The security table summarizes the security features of DSE Search/Solr and other integrated components. DSE Search data is completely or partially secured by using these DataStax Enterprise security features:

  • Object permission management

    Access to Solr documents, excluding cached data, can be limited to users who have been granted access permissions. Permission management also secures tables used to store Solr data.

  • Transparent data encryption

    Data at rest in Cassandra tables, excluding cached and Solr-indexed data, can be encrypted. Encryption occurs on the Cassandra side and impacts performance slightly.

  • Client-to-node encryption

    You can encrypt HTTP access to Solr data and internal, node-to-node Solr communication using SSL. Enable SSL node-to-node encryption on the Solr node by setting encryption options in the dse.yaml file as described in Client-to-node encryption.

  • Kerberos authentication

    You can authenticate DSE Search users through Kerberos authentication using Simple and Protected GSSAPI Negotiation Mechanism (SPNEGO). To use the SolrJ API against DSE Search clusters with Kerberos authentication, client applications should use the SolrJ-Auth library and the DataStax Enterprise SolrJ component as described in the solrj-auth-README.md file.

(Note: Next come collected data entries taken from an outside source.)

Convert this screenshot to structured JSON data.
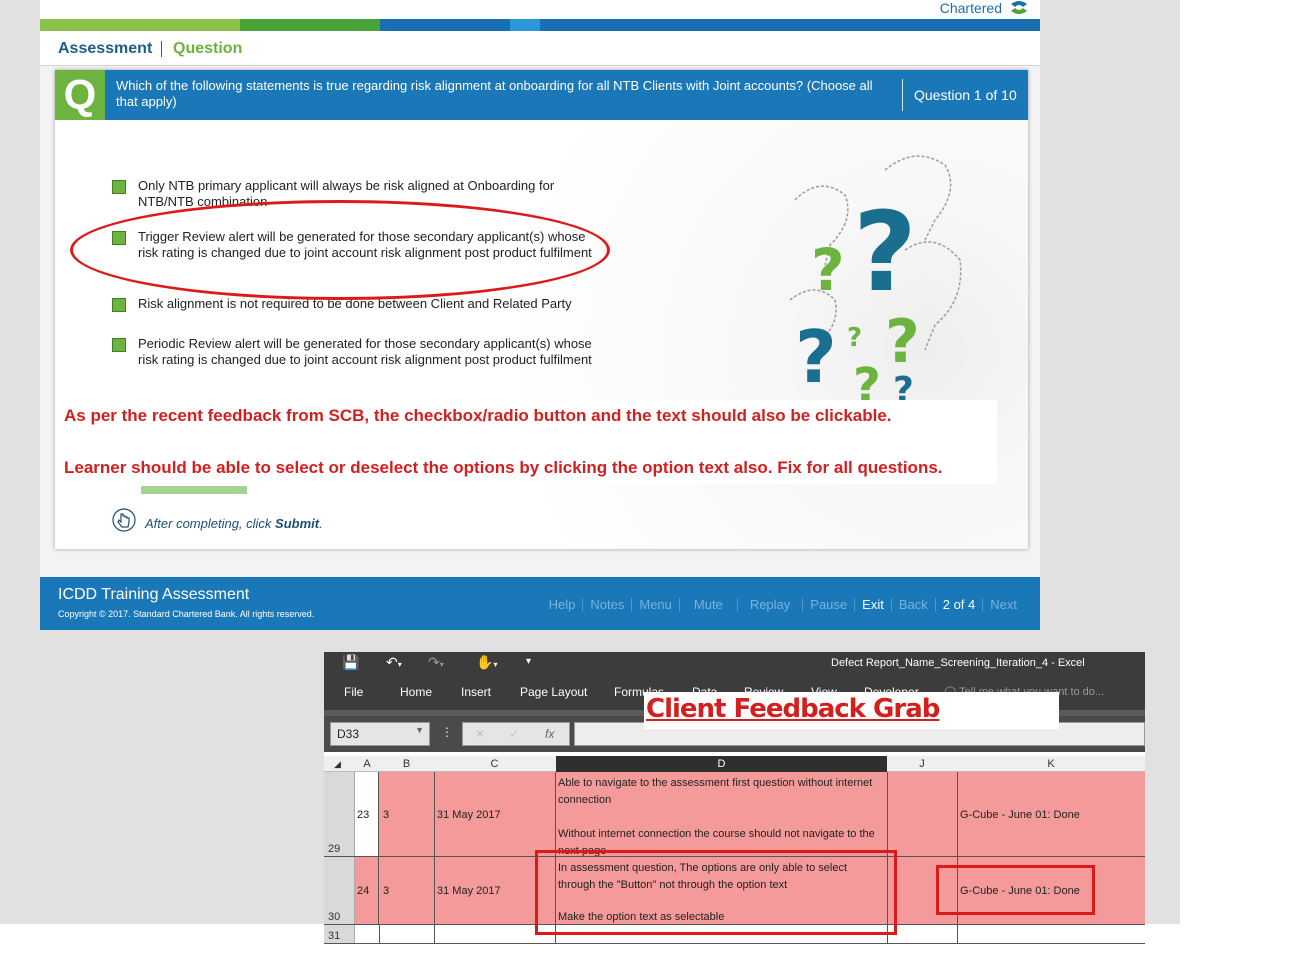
{
  "course": {
    "brand": "Chartered",
    "breadcrumb": {
      "section": "Assessment",
      "current": "Question"
    },
    "question": {
      "badge": "Q",
      "text": "Which of the following statements is true regarding risk alignment at onboarding for all NTB Clients with Joint accounts? (Choose all that apply)",
      "counter": "Question 1 of 10",
      "options": [
        "Only NTB primary applicant will always be risk aligned at Onboarding for NTB/NTB combination",
        "Trigger Review alert will be generated for those secondary applicant(s) whose risk rating is changed due to joint account risk alignment post product fulfilment",
        "Risk alignment is not required to be done between Client and Related Party",
        "Periodic Review alert will be generated for those secondary applicant(s) whose risk rating is changed due to joint account risk alignment post product fulfilment"
      ]
    },
    "feedback_note_1": "As per the recent feedback from SCB, the checkbox/radio button and the text should also be clickable.",
    "feedback_note_2": "Learner should be able to select or deselect the options by clicking the option text also. Fix for all questions.",
    "instruction_prefix": "After completing, click ",
    "instruction_action": "Submit",
    "instruction_suffix": ".",
    "footer": {
      "title": "ICDD Training Assessment",
      "copyright": "Copyright © 2017. Standard Chartered Bank. All rights reserved.",
      "nav": {
        "help": "Help",
        "notes": "Notes",
        "menu": "Menu",
        "mute": "Mute",
        "replay": "Replay",
        "pause": "Pause",
        "exit": "Exit",
        "back": "Back",
        "page": "2 of 4",
        "next": "Next"
      }
    },
    "colors": {
      "primary_blue": "#1a77b8",
      "accent_green": "#6db33f",
      "annotation_red": "#d21f1f"
    }
  },
  "excel": {
    "doc_title": "Defect Report_Name_Screening_Iteration_4 - Excel",
    "menu": [
      "File",
      "Home",
      "Insert",
      "Page Layout",
      "Formulas",
      "Data",
      "Review",
      "View",
      "Developer"
    ],
    "tell_me": "Tell me what you want to do...",
    "name_box": "D33",
    "caption": "Client Feedback Grab",
    "columns": [
      "A",
      "B",
      "C",
      "D",
      "J",
      "K"
    ],
    "rows": [
      {
        "row_num": "29",
        "a": "23",
        "b": "3",
        "c": "31 May 2017",
        "d_line1": "Able to navigate to the assessment first question without internet connection",
        "d_line2": "Without internet connection the course should not navigate to the next page",
        "k": "G-Cube - June 01: Done"
      },
      {
        "row_num": "30",
        "a": "24",
        "b": "3",
        "c": "31 May 2017",
        "d_line1": "In assessment question, The options are only able to select through the \"Button\" not through the option text",
        "d_line2": "Make the option text as selectable",
        "k": "G-Cube - June 01: Done"
      }
    ],
    "last_row_num": "31",
    "row_fill_color": "#f49a9a"
  }
}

You can also use HTTP Basic Authentication, but this is not recommended.

Configuring HTTP Basic Authentication for Solr

When you enable Cassandra's internal authentication by specifying authenticator: com.datastax.bdp.cassandra.auth.PasswordAuthenticator in cassandra.yaml, clients must use HTTP Basic Authentication to provide credentials to Solr services. Due to the stateless nature of HTTP Basic Authentication, this can have a significant performance impact as the authentication process must be executed on each HTTP request. For this reason, DataStax does not recommend using internal authentication on DSE Search clusters in production. To secure DSE Search in production, enable DataStax Enterprise Kerberos authentication.

To configure DSE Search to use Cassandra's internal authentication, follow this configuration procedure:

To configure password authentication for accessing DSE Search/Solr data:

  1. Uncomment the PasswordAuthenticator in cassandra.yaml to enable HTTP Basic authentication for Solr.

    #authentication backend, implementing IAuthenticator; used to identify users
    #authenticator: org.apache.cassandra.auth.AllowAllAuthenticator
    authenticator: com.datastax.bdp.cassandra.auth.PasswordAuthenticator
    #authenticator: com.datastax.bdp.cassandra.auth.KerberosAuthenticator
    
  2. Configure the replication strategy for the dse_auth keyspace.

  3. Start the server.

  4. Open a browser, and go to the service web page, for example http://localhost:8983/demos/wikipedia/.

    The browser asks you for a Cassandra username and password.